Thursday, January 8, 2026

Venezuela, and the Death of Old-Fashioned Romance

Deposed Venezuelan President Nicolas Maduro being extradited in handcuffs

You already know that, in the small hours of January 3rd, 2026, American forces invaded Venezuela and arrested President Nicolas Maduro. The situation immediately got worse when Taco Administration spokespeople hinted darkly that this was a test run. Other states, including Cuba and Greenland, are potentially next. This action announces both a disdain for United Nations treaties, and America’s potential withdrawal from NATO.

Three days later, a young Threads user with the sign-on handle “josselocks” posted a query. It read, in part, “Do guys like even talk to girls in real life anymore? Like you see them in bookstore and decide to go up and start a conversation.” The poster’s bio indicates she’s 19, and therefore prime age to search for a spouse or long-term partner, perhaps yearning for the old-fashioned “meet cute” that populates romance novels and romantic comedy movies.

Poor “josselocks” got quickly ratioed. Multiple posters, mostly men, including me, reminded her that a decade of public messaging has asserted that women are sick of unsolicited male attention, and that men shouldn’t approach women unprompted in public places. The discussion was more nuanced, of course. But the consensus held that social mores have shifted, and approaching women in public has become insuperably risky for many men.

These two events seemingly exist in different spheres, a Venn diagram with no overlap. Yet upon consideration, I spotted more going on than my initial, flippant response admitted. These two events represent a breakdown in shared social values that makes trust between strangers possible. With it, this failure of trust threatens more than one country or one big-hearted teenager’s ability to audition a mate. Western civilization is threatened.

I’ve written recently that our understanding of social organization has evolved. Nation-states were once the private property of their monarchs, or whatever warlord could hold the throne against challengers, foreign or domestic. Since the Enlightenment, philosophers have attempted to assign moral purpose to states retrospectively. But these attempts are always provisional, changing, and inconsistent. We agree what role states serve for now.

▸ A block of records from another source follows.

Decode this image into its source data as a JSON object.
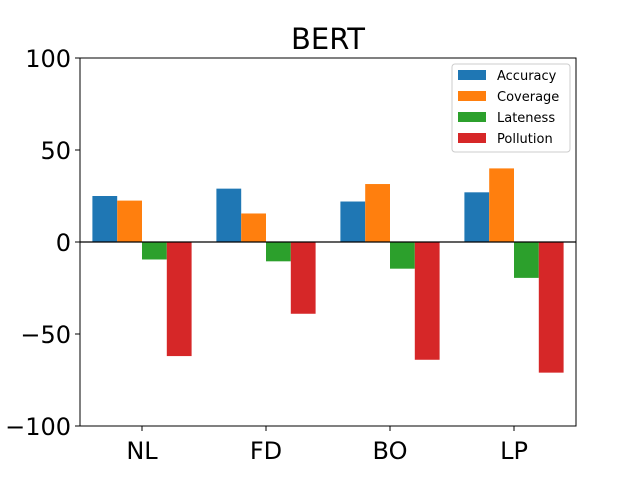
{
  "chart_data": {
    "type": "bar",
    "title": "BERT",
    "xlabel": "",
    "ylabel": "",
    "categories": [
      "NL",
      "FD",
      "BO",
      "LP"
    ],
    "ylim": [
      -100,
      100
    ],
    "yticks": [
      -100,
      -50,
      0,
      50,
      100
    ],
    "grid": false,
    "legend_position": "top-right",
    "series": [
      {
        "name": "Accuracy",
        "color": "#1f77b4",
        "values": [
          25,
          29,
          22,
          27
        ]
      },
      {
        "name": "Coverage",
        "color": "#ff7f0e",
        "values": [
          22.5,
          15.5,
          31.5,
          40
        ]
      },
      {
        "name": "Lateness",
        "color": "#2ca02c",
        "values": [
          -9.5,
          -10.5,
          -14.5,
          -19.5
        ]
      },
      {
        "name": "Pollution",
        "color": "#d62728",
        "values": [
          -62,
          -39,
          -64,
          -71
        ]
      }
    ]
  }
}
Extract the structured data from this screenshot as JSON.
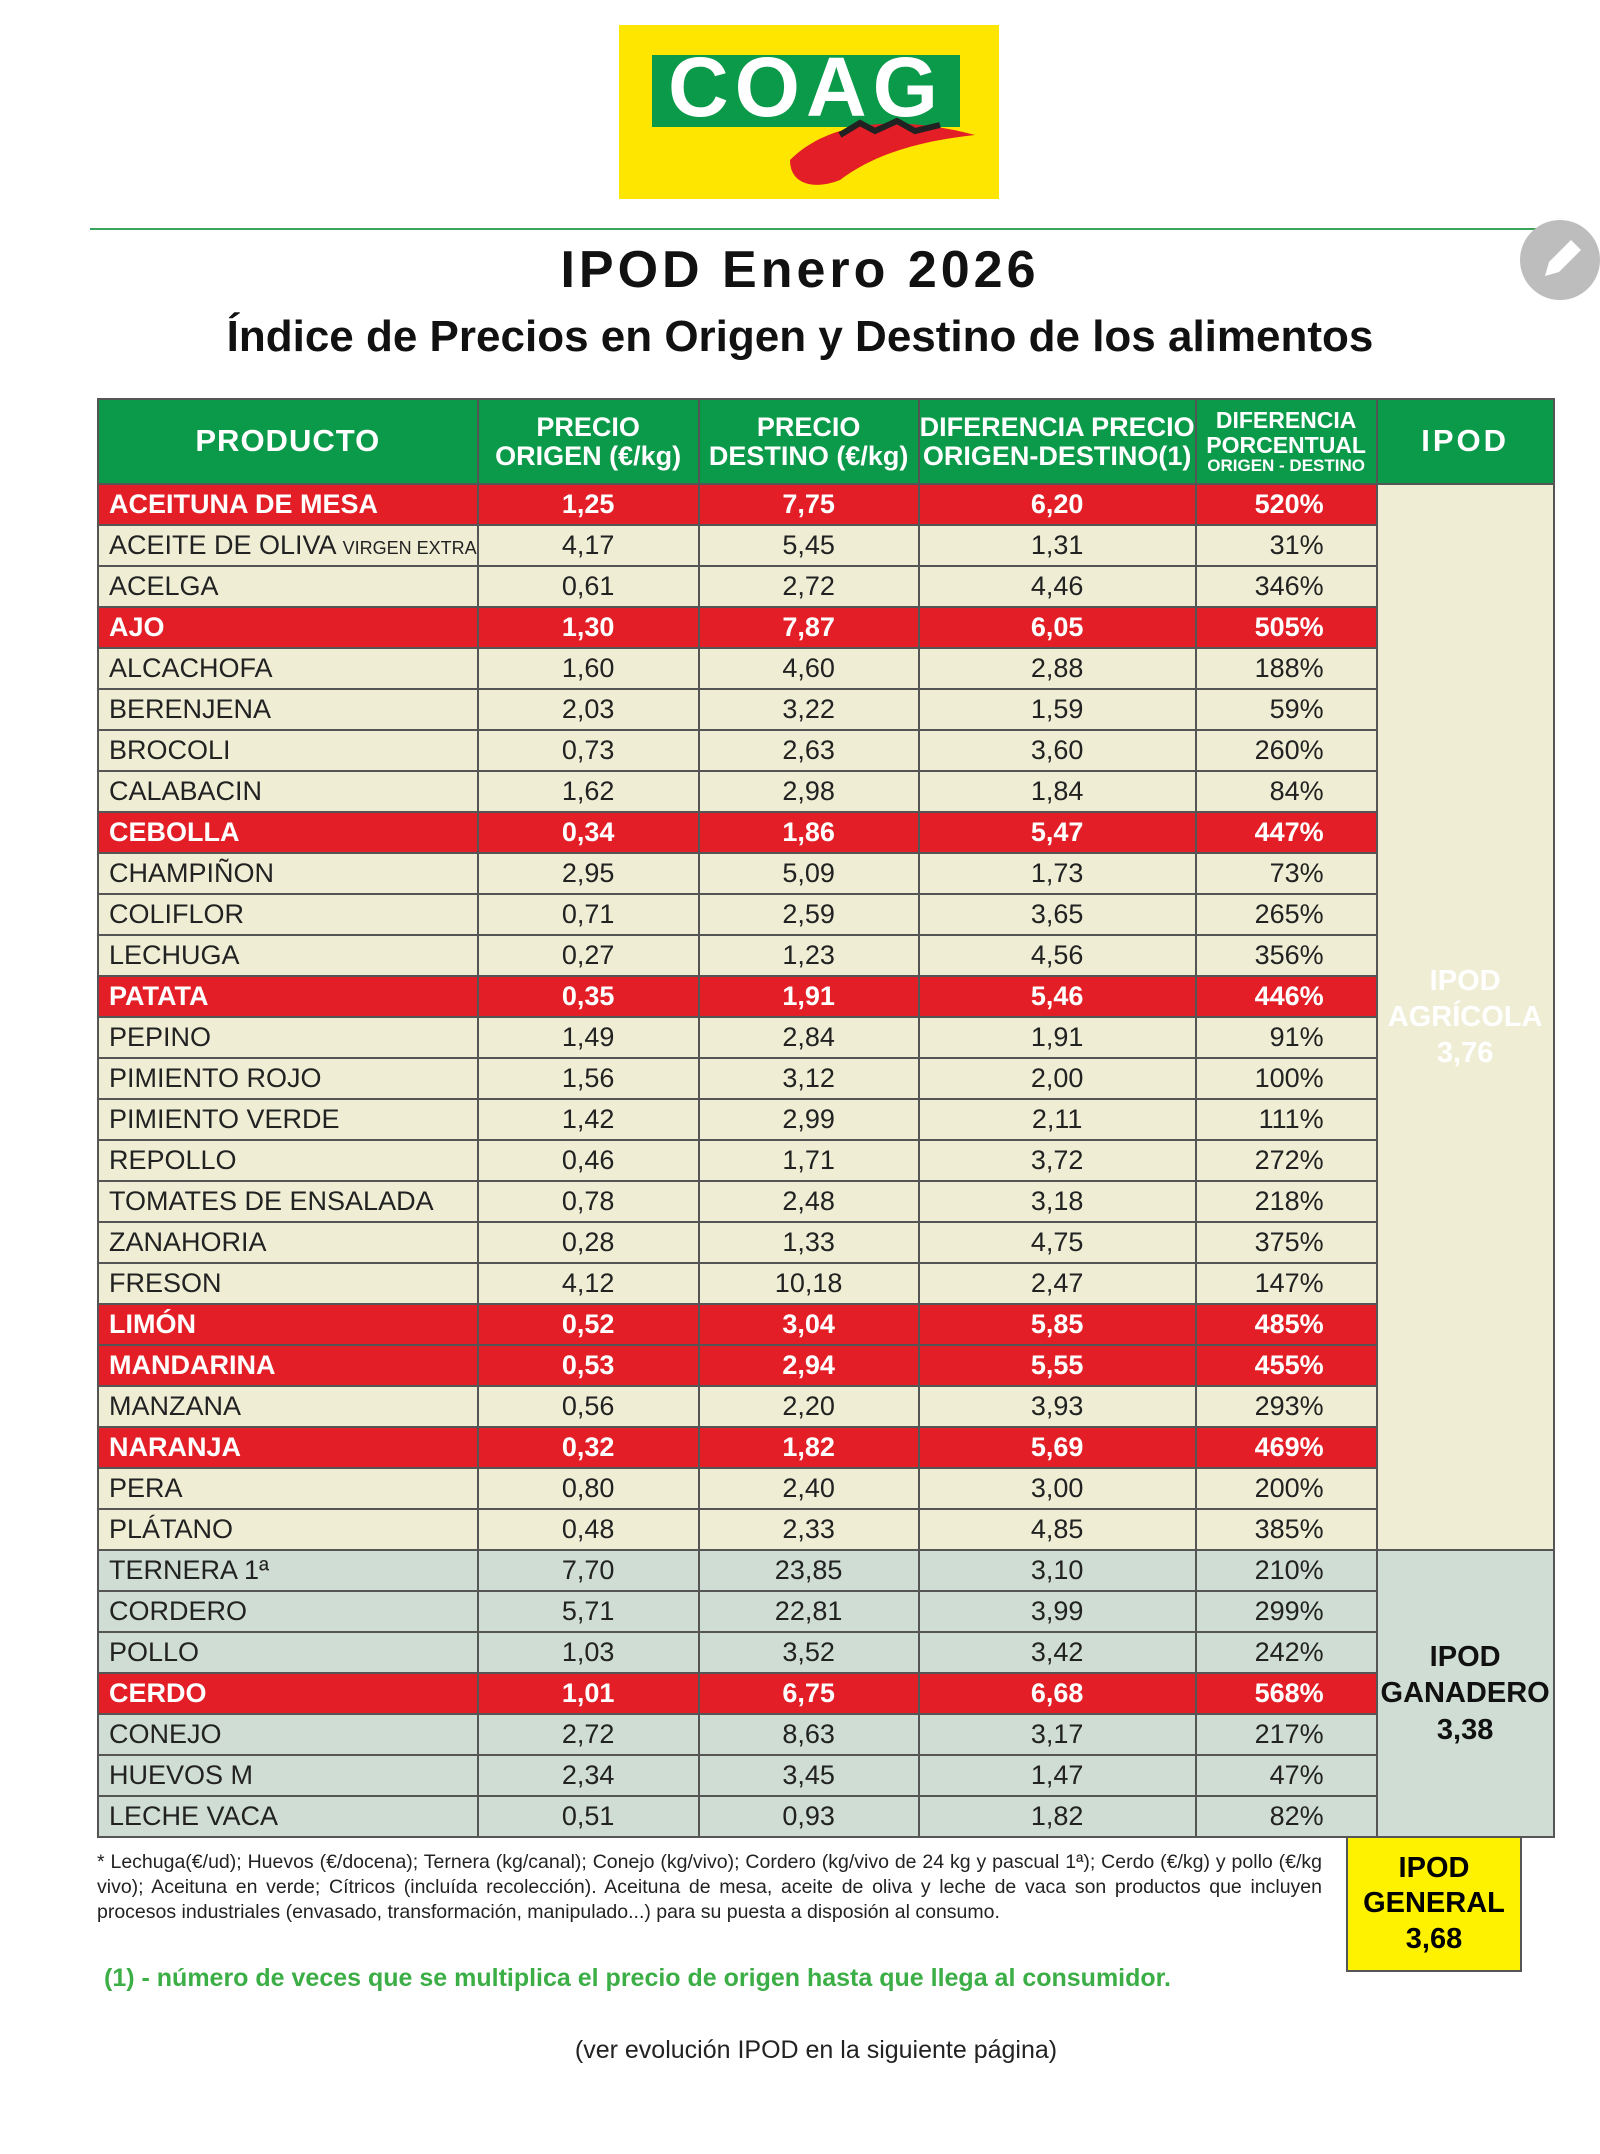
{
  "logo": "COAG",
  "header": {
    "title": "IPOD Enero 2026",
    "subtitle": "Índice de Precios en Origen y Destino de los alimentos"
  },
  "table": {
    "columns": [
      {
        "lines": [
          "PRODUCTO"
        ]
      },
      {
        "lines": [
          "PRECIO",
          "ORIGEN (€/kg)"
        ]
      },
      {
        "lines": [
          "PRECIO",
          "DESTINO (€/kg)"
        ]
      },
      {
        "lines": [
          "DIFERENCIA PRECIO",
          "ORIGEN-DESTINO(1)"
        ]
      },
      {
        "lines": [
          "DIFERENCIA",
          "PORCENTUAL",
          "ORIGEN - DESTINO"
        ]
      },
      {
        "lines": [
          "IPOD"
        ]
      }
    ],
    "header_color": "#0b9a4a",
    "highlight_color": "#e31e26",
    "groups": [
      {
        "label": [
          "IPOD",
          "AGRÍCOLA",
          "3,76"
        ],
        "color": "#efeed5",
        "rows": [
          {
            "cells": [
              "ACEITUNA DE MESA",
              "1,25",
              "7,75",
              "6,20",
              "520%"
            ],
            "highlight": true
          },
          {
            "cells": [
              "ACEITE DE OLIVA",
              "4,17",
              "5,45",
              "1,31",
              "31%"
            ],
            "detail": "VIRGEN EXTRA",
            "highlight": false
          },
          {
            "cells": [
              "ACELGA",
              "0,61",
              "2,72",
              "4,46",
              "346%"
            ],
            "highlight": false
          },
          {
            "cells": [
              "AJO",
              "1,30",
              "7,87",
              "6,05",
              "505%"
            ],
            "highlight": true
          },
          {
            "cells": [
              "ALCACHOFA",
              "1,60",
              "4,60",
              "2,88",
              "188%"
            ],
            "highlight": false
          },
          {
            "cells": [
              "BERENJENA",
              "2,03",
              "3,22",
              "1,59",
              "59%"
            ],
            "highlight": false
          },
          {
            "cells": [
              "BROCOLI",
              "0,73",
              "2,63",
              "3,60",
              "260%"
            ],
            "highlight": false
          },
          {
            "cells": [
              "CALABACIN",
              "1,62",
              "2,98",
              "1,84",
              "84%"
            ],
            "highlight": false
          },
          {
            "cells": [
              "CEBOLLA",
              "0,34",
              "1,86",
              "5,47",
              "447%"
            ],
            "highlight": true
          },
          {
            "cells": [
              "CHAMPIÑON",
              "2,95",
              "5,09",
              "1,73",
              "73%"
            ],
            "highlight": false
          },
          {
            "cells": [
              "COLIFLOR",
              "0,71",
              "2,59",
              "3,65",
              "265%"
            ],
            "highlight": false
          },
          {
            "cells": [
              "LECHUGA",
              "0,27",
              "1,23",
              "4,56",
              "356%"
            ],
            "highlight": false
          },
          {
            "cells": [
              "PATATA",
              "0,35",
              "1,91",
              "5,46",
              "446%"
            ],
            "highlight": true
          },
          {
            "cells": [
              "PEPINO",
              "1,49",
              "2,84",
              "1,91",
              "91%"
            ],
            "highlight": false
          },
          {
            "cells": [
              "PIMIENTO ROJO",
              "1,56",
              "3,12",
              "2,00",
              "100%"
            ],
            "highlight": false
          },
          {
            "cells": [
              "PIMIENTO VERDE",
              "1,42",
              "2,99",
              "2,11",
              "111%"
            ],
            "highlight": false
          },
          {
            "cells": [
              "REPOLLO",
              "0,46",
              "1,71",
              "3,72",
              "272%"
            ],
            "highlight": false
          },
          {
            "cells": [
              "TOMATES DE ENSALADA",
              "0,78",
              "2,48",
              "3,18",
              "218%"
            ],
            "highlight": false
          },
          {
            "cells": [
              "ZANAHORIA",
              "0,28",
              "1,33",
              "4,75",
              "375%"
            ],
            "highlight": false
          },
          {
            "cells": [
              "FRESON",
              "4,12",
              "10,18",
              "2,47",
              "147%"
            ],
            "highlight": false
          },
          {
            "cells": [
              "LIMÓN",
              "0,52",
              "3,04",
              "5,85",
              "485%"
            ],
            "highlight": true
          },
          {
            "cells": [
              "MANDARINA",
              "0,53",
              "2,94",
              "5,55",
              "455%"
            ],
            "highlight": true
          },
          {
            "cells": [
              "MANZANA",
              "0,56",
              "2,20",
              "3,93",
              "293%"
            ],
            "highlight": false
          },
          {
            "cells": [
              "NARANJA",
              "0,32",
              "1,82",
              "5,69",
              "469%"
            ],
            "highlight": true
          },
          {
            "cells": [
              "PERA",
              "0,80",
              "2,40",
              "3,00",
              "200%"
            ],
            "highlight": false
          },
          {
            "cells": [
              "PLÁTANO",
              "0,48",
              "2,33",
              "4,85",
              "385%"
            ],
            "highlight": false
          }
        ]
      },
      {
        "label": [
          "IPOD",
          "GANADERO",
          "3,38"
        ],
        "color": "#cfddd4",
        "rows": [
          {
            "cells": [
              "TERNERA 1ª",
              "7,70",
              "23,85",
              "3,10",
              "210%"
            ],
            "highlight": false
          },
          {
            "cells": [
              "CORDERO",
              "5,71",
              "22,81",
              "3,99",
              "299%"
            ],
            "highlight": false
          },
          {
            "cells": [
              "POLLO",
              "1,03",
              "3,52",
              "3,42",
              "242%"
            ],
            "highlight": false
          },
          {
            "cells": [
              "CERDO",
              "1,01",
              "6,75",
              "6,68",
              "568%"
            ],
            "highlight": true
          },
          {
            "cells": [
              "CONEJO",
              "2,72",
              "8,63",
              "3,17",
              "217%"
            ],
            "highlight": false
          },
          {
            "cells": [
              "HUEVOS M",
              "2,34",
              "3,45",
              "1,47",
              "47%"
            ],
            "highlight": false
          },
          {
            "cells": [
              "LECHE VACA",
              "0,51",
              "0,93",
              "1,82",
              "82%"
            ],
            "highlight": false
          }
        ]
      }
    ],
    "general": {
      "label": [
        "IPOD",
        "GENERAL",
        "3,68"
      ],
      "color": "#fff200"
    }
  },
  "footnote": "* Lechuga(€/ud); Huevos (€/docena); Ternera (kg/canal); Conejo (kg/vivo); Cordero (kg/vivo de 24 kg y pascual 1ª); Cerdo (€/kg) y pollo (€/kg vivo); Aceituna en verde; Cítricos (incluída recolección). Aceituna de mesa, aceite de oliva y leche de vaca son productos que incluyen procesos industriales (envasado, transformación, manipulado...) para su puesta a disposión al consumo.",
  "note": "(1) - número de veces que se multiplica el precio de origen hasta que llega al consumidor.",
  "footer": "(ver evolución IPOD en la siguiente página)"
}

Less obviously, but more pertinent for daily life, we’ve likewise reevaluated what families are for. No longer do people marry to ensure legitimate inheritance, as medieval aristocrats did, or to bind working families in mutual indebtedness, as peasants did. We choose voluntarily when and whether to marry or procreate. Men choose wives, not for the likelihood of hardy offspring, but because relationships serve moral values and bring emotional satisfaction.

young couple on a date

Families and nations thus serve concrete purposes. These purposes may be economic, moral, social, or whatever, but in organizing societies or households, we start by understanding that all participants agree on that purpose. We needn’t agree on everything constantly, but we at least share core principles. For instance, a relationship might flourish over a love of books. A state might flourish over a commitment to hemispherical peace.

Somehow, too many Americans seem surprised that a President elected on his supposed merits as a billionaire, thinks America should exist to serve billionaires. While we’ve watched Republicans kick the poor for their poverty, and Democrats fold like wet rags, the Taco Administration has invaded an OPEC nation without Congressional authorization. They’ve shown paltry interest in Venezuelan democracy or civil rights, but are aggressively expropriating its oil reserves.

For this Administration, “trust” exists only between the wealthy and the strong. The greatest masses of people, American or international, don’t deserve respect, consideration, or trust. This administration regards poverty protection, labor rights, and public schools as theft from the wealthy, and strength as the only moral imperative. So they’ve deployed troops into their own cities while invading abroad.

This top-level dick-swinging machismo corresponds with the rise of “masculinity influencers” like Andrew Tate, flexing their literal muscles performatively. The entire MeToo movement happened because some men proved themselves untrustworthy. Sure, not all men, but how many does it need to be? But the counter-push has been real: the ubiquity of TikTok “creep-shaming” videos altered the landscape so men can’t trust women who can’t trust men.

Taken together, on the personal and national levels, we’ve created a culture that no longer includes trust. From national borders to personal boundaries, from checks and balances to love and marriage, all our social arrangements have relied on the expectation that we can trust one another to behave honorably without constant supervision. Right now, all around us, in real time, we’re witnessing that trust wither on the vine.

Without that trust, all social philosophy is empty talk, and the experiment of freedom fails.